In my daily work I am often called in as a “terminator” for tough problems that cannot be resolved through normal support channels. Not long ago I was tasked to figure out why a custom SharePoint 2010 Feature was failing to activate on a production farm. Using SharePoint Features [microsoft.com] is an awesome way to package and deploy custom code in a controlled manner. However in this case, the following error was being generated on activation:
Error. An object of the type Microsoft.SharePoint.Administration.SPWebConfigJobDefinition named “job-webconfig-modification” already exists under the parent Microsoft.SharePoint.Administration.SPWebService named “”. Rename your object or delete the existing object.
The error only occured in production and not in the dev and stage environments. So, after checking there was nothing obviously wrong with the code, the original programmer thought it must be an issue with the SharePoint 2010 production farm itself. Although everything seemed to be performing just fine, just to be safe, our SharePoint administrator ran diagnostics and clean up routines and even had Microsoft support check things out. Everything was confirmed to be in working order and yet the feature still failed consistently with the same error leaving the server configuation in an inconsistent state.

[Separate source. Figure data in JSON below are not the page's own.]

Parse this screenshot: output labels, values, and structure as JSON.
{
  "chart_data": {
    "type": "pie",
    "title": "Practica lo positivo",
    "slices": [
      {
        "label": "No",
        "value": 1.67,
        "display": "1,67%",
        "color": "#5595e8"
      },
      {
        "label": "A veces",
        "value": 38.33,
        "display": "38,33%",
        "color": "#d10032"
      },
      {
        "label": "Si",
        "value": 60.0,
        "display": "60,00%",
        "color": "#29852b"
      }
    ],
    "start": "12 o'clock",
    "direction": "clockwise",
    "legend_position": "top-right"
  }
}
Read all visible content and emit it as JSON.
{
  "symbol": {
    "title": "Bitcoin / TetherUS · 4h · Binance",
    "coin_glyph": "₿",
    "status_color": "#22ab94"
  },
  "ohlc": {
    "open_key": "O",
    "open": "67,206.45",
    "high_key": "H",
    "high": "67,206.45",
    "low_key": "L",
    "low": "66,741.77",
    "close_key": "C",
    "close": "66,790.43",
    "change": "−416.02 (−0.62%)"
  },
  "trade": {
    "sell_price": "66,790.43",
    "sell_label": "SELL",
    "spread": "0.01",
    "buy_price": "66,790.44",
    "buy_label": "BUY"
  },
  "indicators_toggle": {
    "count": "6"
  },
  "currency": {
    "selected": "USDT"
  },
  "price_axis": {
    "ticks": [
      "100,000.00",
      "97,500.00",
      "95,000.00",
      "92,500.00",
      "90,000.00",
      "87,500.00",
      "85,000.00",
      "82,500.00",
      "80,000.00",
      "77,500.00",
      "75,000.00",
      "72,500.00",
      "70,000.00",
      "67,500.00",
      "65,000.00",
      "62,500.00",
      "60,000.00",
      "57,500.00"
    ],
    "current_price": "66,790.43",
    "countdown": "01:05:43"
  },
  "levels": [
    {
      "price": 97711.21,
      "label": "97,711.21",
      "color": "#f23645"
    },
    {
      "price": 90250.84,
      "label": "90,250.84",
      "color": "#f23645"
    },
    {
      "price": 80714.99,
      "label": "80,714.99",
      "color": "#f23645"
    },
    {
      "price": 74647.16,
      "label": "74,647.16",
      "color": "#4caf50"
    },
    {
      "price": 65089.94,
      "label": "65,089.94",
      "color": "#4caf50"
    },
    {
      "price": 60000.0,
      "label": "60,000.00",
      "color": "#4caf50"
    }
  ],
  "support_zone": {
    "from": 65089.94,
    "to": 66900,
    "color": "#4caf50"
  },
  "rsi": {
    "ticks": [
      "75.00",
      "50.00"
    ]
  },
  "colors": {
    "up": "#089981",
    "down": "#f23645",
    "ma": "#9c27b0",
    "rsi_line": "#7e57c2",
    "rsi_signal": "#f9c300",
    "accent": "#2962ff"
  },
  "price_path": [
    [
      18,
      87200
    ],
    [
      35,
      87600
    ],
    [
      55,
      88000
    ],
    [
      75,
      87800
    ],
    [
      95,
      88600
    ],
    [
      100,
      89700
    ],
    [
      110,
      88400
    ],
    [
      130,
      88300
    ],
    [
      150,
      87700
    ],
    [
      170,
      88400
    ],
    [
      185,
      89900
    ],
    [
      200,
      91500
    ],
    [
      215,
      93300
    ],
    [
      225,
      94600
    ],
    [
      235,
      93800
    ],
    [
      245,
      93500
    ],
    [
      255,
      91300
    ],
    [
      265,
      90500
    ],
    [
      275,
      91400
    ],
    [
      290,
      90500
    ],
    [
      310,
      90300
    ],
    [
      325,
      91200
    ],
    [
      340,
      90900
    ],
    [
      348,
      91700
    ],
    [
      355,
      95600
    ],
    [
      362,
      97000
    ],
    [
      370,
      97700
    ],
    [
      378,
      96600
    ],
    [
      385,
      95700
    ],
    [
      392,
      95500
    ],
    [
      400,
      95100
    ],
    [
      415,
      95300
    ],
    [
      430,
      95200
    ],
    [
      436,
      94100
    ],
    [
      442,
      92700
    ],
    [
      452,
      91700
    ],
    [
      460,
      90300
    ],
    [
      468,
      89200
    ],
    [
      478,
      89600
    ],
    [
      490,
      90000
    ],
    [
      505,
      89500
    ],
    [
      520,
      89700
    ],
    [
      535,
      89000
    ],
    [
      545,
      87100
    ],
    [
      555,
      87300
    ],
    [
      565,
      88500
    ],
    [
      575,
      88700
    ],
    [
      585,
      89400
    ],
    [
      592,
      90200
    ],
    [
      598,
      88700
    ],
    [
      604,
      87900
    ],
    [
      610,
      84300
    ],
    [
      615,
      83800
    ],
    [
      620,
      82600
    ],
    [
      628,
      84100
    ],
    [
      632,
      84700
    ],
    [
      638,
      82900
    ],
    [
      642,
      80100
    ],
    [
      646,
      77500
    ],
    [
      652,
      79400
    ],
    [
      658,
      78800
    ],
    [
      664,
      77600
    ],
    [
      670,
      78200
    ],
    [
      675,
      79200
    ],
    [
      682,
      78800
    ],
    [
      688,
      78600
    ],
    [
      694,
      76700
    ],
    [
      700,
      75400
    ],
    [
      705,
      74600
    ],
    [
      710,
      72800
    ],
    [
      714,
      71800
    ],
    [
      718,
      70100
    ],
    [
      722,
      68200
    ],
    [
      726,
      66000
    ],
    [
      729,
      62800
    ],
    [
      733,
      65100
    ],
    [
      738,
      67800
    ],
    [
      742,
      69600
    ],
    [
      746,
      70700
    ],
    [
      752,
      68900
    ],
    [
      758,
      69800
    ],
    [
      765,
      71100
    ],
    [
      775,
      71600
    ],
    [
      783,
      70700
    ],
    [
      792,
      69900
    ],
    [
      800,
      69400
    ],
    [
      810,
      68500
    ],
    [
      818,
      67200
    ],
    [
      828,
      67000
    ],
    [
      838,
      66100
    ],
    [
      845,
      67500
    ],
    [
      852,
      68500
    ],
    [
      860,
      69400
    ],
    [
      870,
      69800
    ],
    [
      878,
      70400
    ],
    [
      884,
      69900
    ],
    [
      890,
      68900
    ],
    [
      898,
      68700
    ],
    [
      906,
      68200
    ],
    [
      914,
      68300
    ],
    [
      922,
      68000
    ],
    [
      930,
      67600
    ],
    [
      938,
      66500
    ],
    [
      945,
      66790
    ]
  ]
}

The custom feature in question was designed to add web.config settings to the SharePoint 2010 farm programmatically. Microsoft documents how to achieve this sort of modification in an MSDN article titled How to: Add and Remove Web.config Settings Programmatically [microsoft.com]. Here is the relevent C# code from that article:
SPWebService service = SPWebService.ContentService; SPWebConfigModification myModification = new SPWebConfigModification(); myModification.Path = "configuration/SharePoint/SafeControls"; myModification.Name = "SafeControl[@Assembly='MyCustomAssembly'][@Namespace='MyCustomNamespace'][@TypeName='*'][@Safe='True']"; myModification.Sequence = 0; myModification.Owner = "User Name"; myModification.Type = SPWebConfigModification.SPWebConfigModificationType.EnsureChildNode; myModification.Value = "
"; service.WebConfigModifications.Add(myModification); /*Call Update and ApplyWebConfigModifications to save changes*/ service.Update(); service.ApplyWebConfigModifications();
Pretty straightfoward in a SharePoint-y kind of way. However, when I inspected the source code for the custom feature I found the modifications were being made using a “helper” function to simplify the syntax. So the code looked something like this:
HelperToAddWebConfigModification("SafeControl[@Assembly='MyCustomAssembly1'][@Namespace='MyCustomNamespace'][@TypeName='*'][@Safe='True']"); HelperToAddWebConfigModification("SafeControl[@Assembly='MyCustomAssembly2'][@Namespace='MyCustomNamespace'][@TypeName='*'][@Safe='True']"); HelperToAddWebConfigModification("SafeControl[@Assembly='MyCustomAssembly3'][@Namespace='MyCustomNamespace'][@TypeName='*'][@Safe='True']");
Note that this is greatly simplified and, like all the examples on this site, it is not taken from any actual production code. In this case the example is meant to demonstrate that the helper function was committing individual web.config modification one at a time instead of calling service.Update() and service.ApplyWebConfigModifications() once for the batch of changes.
It turns out that calling service.Update() and service.ApplyWebConfigModifications() was causing a timing issue on our multi-server production farm which did not present itself in single server development and staging farms. Rewriting the code to match the MSDN style and removing the “helper” functions so all three updates could be made a single call to service.Update() and service.ApplyWebConfigModifications() resolved the issue nicely.
There are a few take away lessons from this incident. First off, if our staging farm had been multi-server to more closely match the production farm we could have caught the issue before a production deployment. Luckily, the deployment process had a number of other safety nets in place so the error did have any impact our users. Hooray for “defense in depth” 🙂
Secondly, although the error message could plausibly be interpreted as a server configuration issue, as is often the case, the real cause was not easily infered from the error alone. After checking out the basic configuration, if I had not stepped back to look at the bigger picture we could have spent a lot more time having the server administration team track down a “ghost” process.
Finally, and most importantly in my mind, this is a cautionary tale about rewriting basic functionality. In trying to simplify awkward syntax and APIs, it is all to easy to introduce unintended side effects in these types of helper functions unless you take a strict refactoring approach. This is especially true in SharePoint. These type of helper functions also make things harder to debug because instead of looking at the standard “ugly” syntax everyone is used to seeing, it is just one more layer of an onion that needs to be peeled back to get to the root of the problem.